I stand still as an animal threatened by headlights. “Oh,” I say. “I didn’t know we were doing that.”

“I took Jane and Isaac on the Saturday you were indisposed in the city. They have a program for kids, I heard. Turns out it’s more for Daisy’s age.”

We’ve never taken them either place, church or temple.

“While Leigh errs, Simon straightens.”

He hits one of the keys hard. “Oh, cut the crap, Leigh. You’re way out on this one.”

I redirect, away from the betrayal.

“Who is this girl? She’s absolutely stunning,” I say. “Drives a blue Miata. I’m not sure if I should have followed them or what.”

He stops typing. “What would that have achieved?”

I can’t think straight on this. “Shouldn’t I be concerned here? He’s
fourteen,
for Christ’s sake. And she, clearly, is older, since she’s driving that sexy car. Is this what fourteen-year-old boys do? Find women who can drive them places? Two minutes ago, he was hitting grounders in Little League. I just can’t get my mind around this.”

I sound just like Mother, without the grace.

“Around what?” Simon laughs.
“This
is precisely what you’ve given him permission to do!”

“You seem relieved about this! Doesn’t it bother you at
all?
Don’t you feel any compulsion to go out and find him?”

Simon turns back to the computer and effects the involved process of turning it off—screen, printer, monitor, an order he has taught me not to violate, as I could “blow the mother board” or commit countless other computer atrocities.

“Leigh,” he says, as if it’s the last word in the language he wants to have to say, “I have learned, pretty recently, that however bothered or upset I am about anything that happens has no impact on the event or its perpetrators. I have learned that what I feel and think doesn’t matter. How am I supposed to get upset about Isaac riding around in a car with a beautiful girl?”

How like my father he is, with all his wisdom.

“I guess you can’t.”

“It wouldn’t help anybody.”

“So I should just let him stay out all night.”

“I have met the girl. Her father had me put in a system at their house. I took Isaac along. He also knows her from camp, where she’s working in the office, not that she needs to work. Her father also owns the camp. We’ve talked. So unless you want to involve the police, we need to trust him to come home or stay there. If you like, I’ll call her father. I’m glad you saw him with her. We can take shelter in the fact that no crime is being committed.”

“Do you think I’ve committed a crime?”

He sits forward, his face gentler than I’ve seen it since before the crime.

“I’m too tired to think about it at this point. All I want to know is how we’re going to live. I’m not sure this cot thing is going to work out. I can’t pretend like you can. And I don’t know if I can forgive you. You’ve reminded me that we see things differently, and that troubles me. And as harsh as it sounds, I don’t think it’s fair that you get to stay in this house when you’ve threatened the very life inside it.”

“A lot of things aren’t fair,” I say. “It isn’t fair that Isaac’s dad left him when he was four months old, or that people get lonely enough to have affairs to begin with.”

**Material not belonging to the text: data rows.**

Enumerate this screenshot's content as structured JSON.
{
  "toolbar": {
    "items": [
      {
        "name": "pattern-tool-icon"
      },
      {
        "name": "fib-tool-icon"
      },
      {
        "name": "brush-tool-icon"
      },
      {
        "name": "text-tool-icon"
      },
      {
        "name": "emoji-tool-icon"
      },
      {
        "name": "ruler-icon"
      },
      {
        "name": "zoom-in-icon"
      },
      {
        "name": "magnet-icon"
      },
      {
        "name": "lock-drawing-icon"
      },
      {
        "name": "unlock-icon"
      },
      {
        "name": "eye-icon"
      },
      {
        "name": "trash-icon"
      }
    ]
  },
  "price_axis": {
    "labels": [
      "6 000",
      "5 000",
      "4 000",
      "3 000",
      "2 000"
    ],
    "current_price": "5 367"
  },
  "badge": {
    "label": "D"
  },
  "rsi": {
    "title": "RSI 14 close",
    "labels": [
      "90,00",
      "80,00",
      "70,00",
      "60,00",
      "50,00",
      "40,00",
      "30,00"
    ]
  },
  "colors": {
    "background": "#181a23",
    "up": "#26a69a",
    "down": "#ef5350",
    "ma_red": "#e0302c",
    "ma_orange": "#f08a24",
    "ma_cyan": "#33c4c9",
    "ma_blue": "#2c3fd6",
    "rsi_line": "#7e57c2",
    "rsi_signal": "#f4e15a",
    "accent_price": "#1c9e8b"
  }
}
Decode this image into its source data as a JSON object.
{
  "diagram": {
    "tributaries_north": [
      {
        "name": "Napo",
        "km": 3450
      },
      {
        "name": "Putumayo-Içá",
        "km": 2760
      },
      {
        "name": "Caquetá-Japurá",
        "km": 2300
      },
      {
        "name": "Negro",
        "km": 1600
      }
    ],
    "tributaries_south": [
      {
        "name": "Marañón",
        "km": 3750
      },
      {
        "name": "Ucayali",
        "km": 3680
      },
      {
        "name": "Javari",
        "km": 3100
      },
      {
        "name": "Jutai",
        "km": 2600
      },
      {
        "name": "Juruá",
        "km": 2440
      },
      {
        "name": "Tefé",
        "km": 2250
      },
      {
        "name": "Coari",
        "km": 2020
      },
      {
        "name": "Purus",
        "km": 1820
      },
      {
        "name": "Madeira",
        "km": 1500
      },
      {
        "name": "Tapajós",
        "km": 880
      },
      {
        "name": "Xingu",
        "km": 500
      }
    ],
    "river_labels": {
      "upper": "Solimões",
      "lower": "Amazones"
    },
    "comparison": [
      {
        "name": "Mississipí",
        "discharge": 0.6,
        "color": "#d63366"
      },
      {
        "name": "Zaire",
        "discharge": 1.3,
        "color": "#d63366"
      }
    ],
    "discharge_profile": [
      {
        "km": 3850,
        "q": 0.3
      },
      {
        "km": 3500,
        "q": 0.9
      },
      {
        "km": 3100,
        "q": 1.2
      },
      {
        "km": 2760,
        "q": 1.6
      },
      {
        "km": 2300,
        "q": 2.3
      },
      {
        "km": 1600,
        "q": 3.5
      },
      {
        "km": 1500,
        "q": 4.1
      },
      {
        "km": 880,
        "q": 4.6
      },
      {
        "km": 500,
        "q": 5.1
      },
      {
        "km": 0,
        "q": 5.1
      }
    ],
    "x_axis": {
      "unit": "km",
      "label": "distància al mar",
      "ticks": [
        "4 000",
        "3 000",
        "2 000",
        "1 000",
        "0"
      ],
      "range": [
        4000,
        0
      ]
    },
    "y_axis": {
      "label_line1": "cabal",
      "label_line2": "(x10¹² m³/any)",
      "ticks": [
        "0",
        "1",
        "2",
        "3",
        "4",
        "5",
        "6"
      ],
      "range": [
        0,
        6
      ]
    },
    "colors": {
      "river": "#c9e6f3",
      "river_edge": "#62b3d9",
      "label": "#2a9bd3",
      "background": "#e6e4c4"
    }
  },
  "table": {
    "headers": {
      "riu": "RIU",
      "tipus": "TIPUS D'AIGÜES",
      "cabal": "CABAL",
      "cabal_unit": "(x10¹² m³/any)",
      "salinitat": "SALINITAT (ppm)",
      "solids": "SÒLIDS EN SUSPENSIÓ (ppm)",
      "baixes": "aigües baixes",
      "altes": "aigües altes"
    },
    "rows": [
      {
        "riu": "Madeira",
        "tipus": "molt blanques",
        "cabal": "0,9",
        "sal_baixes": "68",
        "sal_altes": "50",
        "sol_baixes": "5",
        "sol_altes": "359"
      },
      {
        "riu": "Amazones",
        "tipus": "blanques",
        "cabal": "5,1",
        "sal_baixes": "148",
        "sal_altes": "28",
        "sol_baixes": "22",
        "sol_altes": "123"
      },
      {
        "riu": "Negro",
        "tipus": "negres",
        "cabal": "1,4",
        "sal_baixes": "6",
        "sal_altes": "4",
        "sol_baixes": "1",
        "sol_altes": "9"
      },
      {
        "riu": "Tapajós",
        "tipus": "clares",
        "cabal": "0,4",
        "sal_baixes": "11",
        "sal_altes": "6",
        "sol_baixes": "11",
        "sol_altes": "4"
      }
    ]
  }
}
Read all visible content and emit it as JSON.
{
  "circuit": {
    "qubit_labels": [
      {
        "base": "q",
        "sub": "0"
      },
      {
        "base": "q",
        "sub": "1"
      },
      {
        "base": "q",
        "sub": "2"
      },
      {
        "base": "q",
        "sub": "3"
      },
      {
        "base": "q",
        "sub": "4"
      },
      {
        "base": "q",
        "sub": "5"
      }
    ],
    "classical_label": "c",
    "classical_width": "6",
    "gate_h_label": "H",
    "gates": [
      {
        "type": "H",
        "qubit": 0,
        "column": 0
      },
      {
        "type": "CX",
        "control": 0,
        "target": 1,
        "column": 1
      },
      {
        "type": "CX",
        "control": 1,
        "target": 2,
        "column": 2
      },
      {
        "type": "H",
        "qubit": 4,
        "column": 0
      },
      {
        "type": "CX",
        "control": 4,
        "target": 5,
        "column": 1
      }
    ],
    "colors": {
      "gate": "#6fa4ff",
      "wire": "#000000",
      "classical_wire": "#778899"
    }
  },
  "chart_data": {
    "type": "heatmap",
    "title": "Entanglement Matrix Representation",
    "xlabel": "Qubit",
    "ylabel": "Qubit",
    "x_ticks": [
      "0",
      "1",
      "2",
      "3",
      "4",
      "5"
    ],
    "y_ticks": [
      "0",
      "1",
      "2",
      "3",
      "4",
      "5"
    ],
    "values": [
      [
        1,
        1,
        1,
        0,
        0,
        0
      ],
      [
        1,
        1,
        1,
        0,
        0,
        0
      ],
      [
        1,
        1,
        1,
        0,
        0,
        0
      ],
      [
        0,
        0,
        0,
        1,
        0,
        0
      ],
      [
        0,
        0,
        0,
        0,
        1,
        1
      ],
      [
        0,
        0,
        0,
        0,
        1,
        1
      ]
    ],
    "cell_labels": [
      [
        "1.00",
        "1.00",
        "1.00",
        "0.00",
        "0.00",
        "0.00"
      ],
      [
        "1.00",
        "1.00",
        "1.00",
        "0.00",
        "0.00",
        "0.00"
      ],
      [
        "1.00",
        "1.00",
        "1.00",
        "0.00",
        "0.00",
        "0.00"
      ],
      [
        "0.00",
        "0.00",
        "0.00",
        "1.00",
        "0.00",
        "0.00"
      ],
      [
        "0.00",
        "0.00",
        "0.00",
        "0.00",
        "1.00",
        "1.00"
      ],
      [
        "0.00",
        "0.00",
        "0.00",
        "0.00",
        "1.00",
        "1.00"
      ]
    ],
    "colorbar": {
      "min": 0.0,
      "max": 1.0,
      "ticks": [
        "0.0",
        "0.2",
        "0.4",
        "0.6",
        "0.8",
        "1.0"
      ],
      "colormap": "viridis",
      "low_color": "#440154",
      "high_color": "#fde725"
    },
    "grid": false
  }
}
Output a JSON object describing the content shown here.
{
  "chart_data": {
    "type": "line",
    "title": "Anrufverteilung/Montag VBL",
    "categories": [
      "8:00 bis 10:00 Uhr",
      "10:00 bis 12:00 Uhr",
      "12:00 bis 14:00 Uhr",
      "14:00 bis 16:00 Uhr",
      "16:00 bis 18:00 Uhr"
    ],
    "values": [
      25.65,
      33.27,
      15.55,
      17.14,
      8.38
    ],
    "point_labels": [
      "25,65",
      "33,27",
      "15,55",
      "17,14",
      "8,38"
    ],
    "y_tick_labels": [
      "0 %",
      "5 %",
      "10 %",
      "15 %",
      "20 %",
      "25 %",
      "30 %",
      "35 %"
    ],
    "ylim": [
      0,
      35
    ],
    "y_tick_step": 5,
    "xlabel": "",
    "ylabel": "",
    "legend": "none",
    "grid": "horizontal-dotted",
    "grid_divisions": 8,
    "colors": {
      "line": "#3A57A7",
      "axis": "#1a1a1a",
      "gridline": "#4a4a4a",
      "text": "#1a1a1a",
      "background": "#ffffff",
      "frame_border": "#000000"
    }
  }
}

“I think that’s too easy,” he says.

“Do you want me to pretend I haven’t been lonely? You say I’m so good at pretending—I’m not. I like having a man look at me when he’s talking to me.”

“I’m looking at you.”

“But the gears are working against that,” I burst out. “You’re thinking of the next thing, the next project or task or event, so what you’re seeing isn’t me at all, but tomorrow.
Or
, if you do see me, you just see some person you have kids and a house with.”

“And when you look at me, what do
you
see?”

“I see rules. I see structure. I see love in its standard definition. I see the end of me.”

“You see someone to complain about.”

“I guess so.”

“That’s not so good, is it?”

“I guess not.”

Instead of moving into rage, he rolls toward me on the chair we fought about buying at Staples last month.

“Do you think he’ll give you back the beginning of you? Do you really think he can do that?”

“He’s pointed some things out,” I say. “Without meaning to, he’s shown me a part of myself that I’ve buried in duty, and it’s a part that I like.”

“And you no longer think I’m capable of doing that.”

“I didn’t say that.”

“But you’re in love with him, so of course it appears that way. It’s hard to believe I’m capable of doing anything for you when you’re in love with him, isn’t that true?”